Osunsanmi also earns credit for not just making a standard alien abduction movie where little grey men show up and perform experiments on Christopher Walken. Osunsanmi is interested in the phenomenon on a deeper level, both as something that is obviously true – people are having experiences of some kind – but also seemingly untrue – it just appears nuts that aliens would come all this way to do this to us… for decades. And he’s educated on modern thoughts on alien abduction, including theories that this has nothing to do with aliens at all. Osunsanmi lays out a bunch of cards on the table, but he waits until the third act to do so, and even then he doesn’t really get into anything in detail. There are a number of schools of thought on UFOs and contact phenomena, not all of which follow the extraterrestrial hypothesis; I appreciate that Osunsanmi nods to this stuff but I’m disappointed that he doesn’t do much else with it.
Part of that problem is in the pacing.
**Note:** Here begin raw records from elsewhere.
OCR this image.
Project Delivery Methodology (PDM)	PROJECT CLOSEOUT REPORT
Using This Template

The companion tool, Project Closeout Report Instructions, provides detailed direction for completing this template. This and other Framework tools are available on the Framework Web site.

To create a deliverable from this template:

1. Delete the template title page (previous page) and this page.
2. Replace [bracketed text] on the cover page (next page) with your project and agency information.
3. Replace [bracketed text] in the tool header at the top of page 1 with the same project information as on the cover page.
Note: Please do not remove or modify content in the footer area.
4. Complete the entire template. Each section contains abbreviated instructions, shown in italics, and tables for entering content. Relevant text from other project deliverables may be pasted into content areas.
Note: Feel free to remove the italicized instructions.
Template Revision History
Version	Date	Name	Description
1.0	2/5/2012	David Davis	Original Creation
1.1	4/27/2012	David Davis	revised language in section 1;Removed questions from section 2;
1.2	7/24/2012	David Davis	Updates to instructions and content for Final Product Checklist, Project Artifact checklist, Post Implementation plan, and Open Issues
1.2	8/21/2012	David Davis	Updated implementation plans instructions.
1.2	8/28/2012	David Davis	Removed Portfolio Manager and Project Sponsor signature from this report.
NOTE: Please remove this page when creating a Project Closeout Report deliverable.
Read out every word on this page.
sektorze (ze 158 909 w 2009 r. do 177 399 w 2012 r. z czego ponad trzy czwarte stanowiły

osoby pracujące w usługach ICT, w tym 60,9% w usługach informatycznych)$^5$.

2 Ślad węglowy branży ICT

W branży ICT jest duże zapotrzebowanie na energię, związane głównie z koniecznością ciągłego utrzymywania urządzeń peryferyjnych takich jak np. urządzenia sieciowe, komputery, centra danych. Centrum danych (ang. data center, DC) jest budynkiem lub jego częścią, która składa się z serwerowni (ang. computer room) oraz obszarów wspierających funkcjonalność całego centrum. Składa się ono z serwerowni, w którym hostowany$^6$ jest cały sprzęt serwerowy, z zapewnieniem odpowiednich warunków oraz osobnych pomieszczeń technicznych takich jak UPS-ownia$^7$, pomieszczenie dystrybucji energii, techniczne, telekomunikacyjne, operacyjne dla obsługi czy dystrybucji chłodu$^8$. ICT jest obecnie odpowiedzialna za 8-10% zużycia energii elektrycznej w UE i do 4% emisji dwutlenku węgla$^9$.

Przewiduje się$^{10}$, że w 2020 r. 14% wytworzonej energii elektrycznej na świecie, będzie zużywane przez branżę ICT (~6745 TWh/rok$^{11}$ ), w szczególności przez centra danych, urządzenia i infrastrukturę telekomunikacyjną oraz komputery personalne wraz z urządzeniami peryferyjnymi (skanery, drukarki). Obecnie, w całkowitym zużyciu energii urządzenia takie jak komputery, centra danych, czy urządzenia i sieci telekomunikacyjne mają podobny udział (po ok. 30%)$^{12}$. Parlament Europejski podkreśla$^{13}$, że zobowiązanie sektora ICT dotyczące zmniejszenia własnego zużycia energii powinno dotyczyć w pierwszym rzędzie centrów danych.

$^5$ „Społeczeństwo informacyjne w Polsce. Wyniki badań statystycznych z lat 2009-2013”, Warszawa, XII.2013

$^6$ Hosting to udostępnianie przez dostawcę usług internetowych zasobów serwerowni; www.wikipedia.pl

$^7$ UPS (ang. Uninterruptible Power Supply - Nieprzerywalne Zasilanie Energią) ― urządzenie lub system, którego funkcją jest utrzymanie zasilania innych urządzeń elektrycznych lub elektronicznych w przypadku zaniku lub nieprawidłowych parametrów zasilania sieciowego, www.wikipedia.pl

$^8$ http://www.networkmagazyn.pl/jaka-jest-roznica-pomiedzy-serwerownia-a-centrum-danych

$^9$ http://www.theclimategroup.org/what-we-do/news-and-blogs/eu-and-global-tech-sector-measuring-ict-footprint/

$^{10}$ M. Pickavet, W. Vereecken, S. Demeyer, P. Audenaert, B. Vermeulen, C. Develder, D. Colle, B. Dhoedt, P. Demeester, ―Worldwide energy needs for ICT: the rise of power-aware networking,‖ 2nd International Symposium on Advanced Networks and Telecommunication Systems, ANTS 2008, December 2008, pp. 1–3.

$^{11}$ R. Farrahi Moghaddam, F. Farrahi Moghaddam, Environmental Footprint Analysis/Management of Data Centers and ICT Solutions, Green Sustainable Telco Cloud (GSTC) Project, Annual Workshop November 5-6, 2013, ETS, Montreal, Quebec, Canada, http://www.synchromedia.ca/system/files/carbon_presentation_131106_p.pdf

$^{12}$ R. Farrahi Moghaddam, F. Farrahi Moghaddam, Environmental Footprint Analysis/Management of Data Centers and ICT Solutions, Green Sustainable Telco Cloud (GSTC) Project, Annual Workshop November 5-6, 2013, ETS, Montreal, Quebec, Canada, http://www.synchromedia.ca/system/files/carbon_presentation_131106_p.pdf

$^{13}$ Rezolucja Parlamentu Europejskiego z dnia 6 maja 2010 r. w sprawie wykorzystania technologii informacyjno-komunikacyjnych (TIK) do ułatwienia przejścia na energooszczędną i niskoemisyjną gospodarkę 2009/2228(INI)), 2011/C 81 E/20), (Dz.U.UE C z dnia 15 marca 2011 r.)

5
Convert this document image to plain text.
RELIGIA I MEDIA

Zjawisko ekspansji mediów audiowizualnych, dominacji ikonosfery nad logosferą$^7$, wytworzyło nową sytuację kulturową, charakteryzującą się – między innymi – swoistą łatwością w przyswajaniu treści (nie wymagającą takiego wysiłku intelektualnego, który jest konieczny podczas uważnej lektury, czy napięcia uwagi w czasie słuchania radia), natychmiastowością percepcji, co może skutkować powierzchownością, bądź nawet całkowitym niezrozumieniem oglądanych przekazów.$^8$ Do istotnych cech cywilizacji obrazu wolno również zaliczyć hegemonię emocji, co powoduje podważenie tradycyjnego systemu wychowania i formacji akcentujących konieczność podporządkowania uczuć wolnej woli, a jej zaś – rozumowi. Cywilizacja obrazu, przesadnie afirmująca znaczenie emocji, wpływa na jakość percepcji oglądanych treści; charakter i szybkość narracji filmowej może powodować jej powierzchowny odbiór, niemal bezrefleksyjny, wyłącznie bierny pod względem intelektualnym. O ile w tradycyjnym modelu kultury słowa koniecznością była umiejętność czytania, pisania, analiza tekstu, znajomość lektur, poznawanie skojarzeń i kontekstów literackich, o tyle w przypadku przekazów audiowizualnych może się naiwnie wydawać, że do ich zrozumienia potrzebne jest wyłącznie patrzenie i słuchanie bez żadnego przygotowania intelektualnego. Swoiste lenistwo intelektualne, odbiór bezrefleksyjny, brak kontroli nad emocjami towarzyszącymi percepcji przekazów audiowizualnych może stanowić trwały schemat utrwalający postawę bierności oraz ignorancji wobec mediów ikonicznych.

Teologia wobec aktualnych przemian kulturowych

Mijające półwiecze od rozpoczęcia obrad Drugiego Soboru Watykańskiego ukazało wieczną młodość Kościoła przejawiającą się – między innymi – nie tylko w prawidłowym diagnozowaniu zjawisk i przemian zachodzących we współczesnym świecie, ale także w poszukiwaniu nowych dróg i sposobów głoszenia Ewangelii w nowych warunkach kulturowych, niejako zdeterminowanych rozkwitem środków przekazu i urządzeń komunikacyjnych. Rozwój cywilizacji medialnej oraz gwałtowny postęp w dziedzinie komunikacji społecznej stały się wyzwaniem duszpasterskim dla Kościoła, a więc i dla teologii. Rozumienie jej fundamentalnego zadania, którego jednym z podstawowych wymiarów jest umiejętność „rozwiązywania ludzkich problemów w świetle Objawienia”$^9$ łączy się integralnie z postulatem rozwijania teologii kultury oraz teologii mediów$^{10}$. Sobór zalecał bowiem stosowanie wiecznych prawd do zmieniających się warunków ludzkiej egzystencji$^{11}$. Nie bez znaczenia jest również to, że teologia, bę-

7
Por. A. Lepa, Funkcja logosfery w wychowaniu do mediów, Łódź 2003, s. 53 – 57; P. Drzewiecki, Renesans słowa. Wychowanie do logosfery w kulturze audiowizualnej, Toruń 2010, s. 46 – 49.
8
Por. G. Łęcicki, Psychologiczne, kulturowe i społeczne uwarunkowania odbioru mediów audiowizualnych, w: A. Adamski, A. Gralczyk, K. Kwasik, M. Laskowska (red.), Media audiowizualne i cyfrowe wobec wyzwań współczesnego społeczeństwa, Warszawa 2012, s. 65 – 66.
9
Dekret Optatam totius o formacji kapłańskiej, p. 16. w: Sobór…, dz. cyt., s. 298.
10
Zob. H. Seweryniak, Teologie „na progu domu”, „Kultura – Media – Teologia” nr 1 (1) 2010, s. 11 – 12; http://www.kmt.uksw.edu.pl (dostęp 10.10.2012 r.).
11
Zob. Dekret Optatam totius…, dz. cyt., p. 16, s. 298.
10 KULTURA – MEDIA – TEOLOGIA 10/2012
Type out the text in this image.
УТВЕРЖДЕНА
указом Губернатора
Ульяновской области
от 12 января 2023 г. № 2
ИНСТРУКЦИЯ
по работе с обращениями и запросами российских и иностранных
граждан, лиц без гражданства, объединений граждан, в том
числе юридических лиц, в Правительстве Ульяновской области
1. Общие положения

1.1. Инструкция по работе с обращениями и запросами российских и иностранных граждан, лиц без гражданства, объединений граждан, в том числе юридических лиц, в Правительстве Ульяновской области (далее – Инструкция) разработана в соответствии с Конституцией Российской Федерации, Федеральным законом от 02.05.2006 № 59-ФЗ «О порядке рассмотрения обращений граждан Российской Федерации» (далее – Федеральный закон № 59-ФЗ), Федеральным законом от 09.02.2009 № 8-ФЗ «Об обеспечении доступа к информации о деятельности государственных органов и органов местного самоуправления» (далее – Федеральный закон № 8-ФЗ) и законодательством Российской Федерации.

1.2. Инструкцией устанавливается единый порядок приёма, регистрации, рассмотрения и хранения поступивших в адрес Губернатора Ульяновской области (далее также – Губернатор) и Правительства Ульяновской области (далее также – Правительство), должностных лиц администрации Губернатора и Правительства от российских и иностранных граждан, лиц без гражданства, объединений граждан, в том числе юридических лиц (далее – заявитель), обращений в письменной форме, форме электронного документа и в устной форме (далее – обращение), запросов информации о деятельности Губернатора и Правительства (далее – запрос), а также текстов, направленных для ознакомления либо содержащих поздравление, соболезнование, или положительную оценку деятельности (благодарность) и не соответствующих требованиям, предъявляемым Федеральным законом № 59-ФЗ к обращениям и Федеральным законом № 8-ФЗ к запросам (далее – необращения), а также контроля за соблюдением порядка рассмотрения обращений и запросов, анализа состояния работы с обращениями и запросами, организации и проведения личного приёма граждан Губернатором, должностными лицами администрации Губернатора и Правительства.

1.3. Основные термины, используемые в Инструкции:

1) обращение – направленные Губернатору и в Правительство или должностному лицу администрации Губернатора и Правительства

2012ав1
It takes about a half hour before someone even mentions alien abduction; since this is being marketed as an alien abduction movie that kind of pacing is deadly to audiences who spend the entire third act a mile ahead of everyone on screen. Osunsanmi seems intent on Blair Witch-ing his movie up, in that he doesn’t want to go for the big gesture or big reveal, but I hated that in Blair Witch. And it’s even more annoying in The Fourth Kind, which has a Hollywood component – visualizing some of the stuff on audio tapes or on heavily obfuscated video makes sense in this setting. Wouldn’t it only deepen the film’s thematic examination of the line between fiction and fact by having some obviously phony aliens show up and have them contrasted with more subtle aliens in the fuzzy footage?
All of what I’ve been discussing sounds interesting, and maybe watchable, but you have to keep in mind that the movie itself isn’t an eighth as fascinating as the ideas it plops down and walks away from in the final twenty minutes. If I believed The Fourth Kind was being a notch more meta I would have assumed that the performances – especially Will Patton’s bordering on parody sheriff – were arch commentary on the fakeness of true stories. But I suspect the reality is just that the actors fail continuously throughout the movie.
There are a couple of decent jump scares in The Fourth Kind and a scene or two with elements of tension, but the movie is flat and lifeless. There are ways that Osunsanmi could have used the ‘real’ footage and audio to build tension, but he just wants to play the ‘real’ stuff and the ‘Hollywood’ stuff side by side. The film’s a real slog, one without a decent payoff (beyond a truly goofy final reveal and a series of closing title cards that rival the opening crawl of Uwe Boll’s Alone in the Dark). I’d still like to see someone tackle the weirder aspects of alien abduction, but I’d like to see them do it in a movie that works.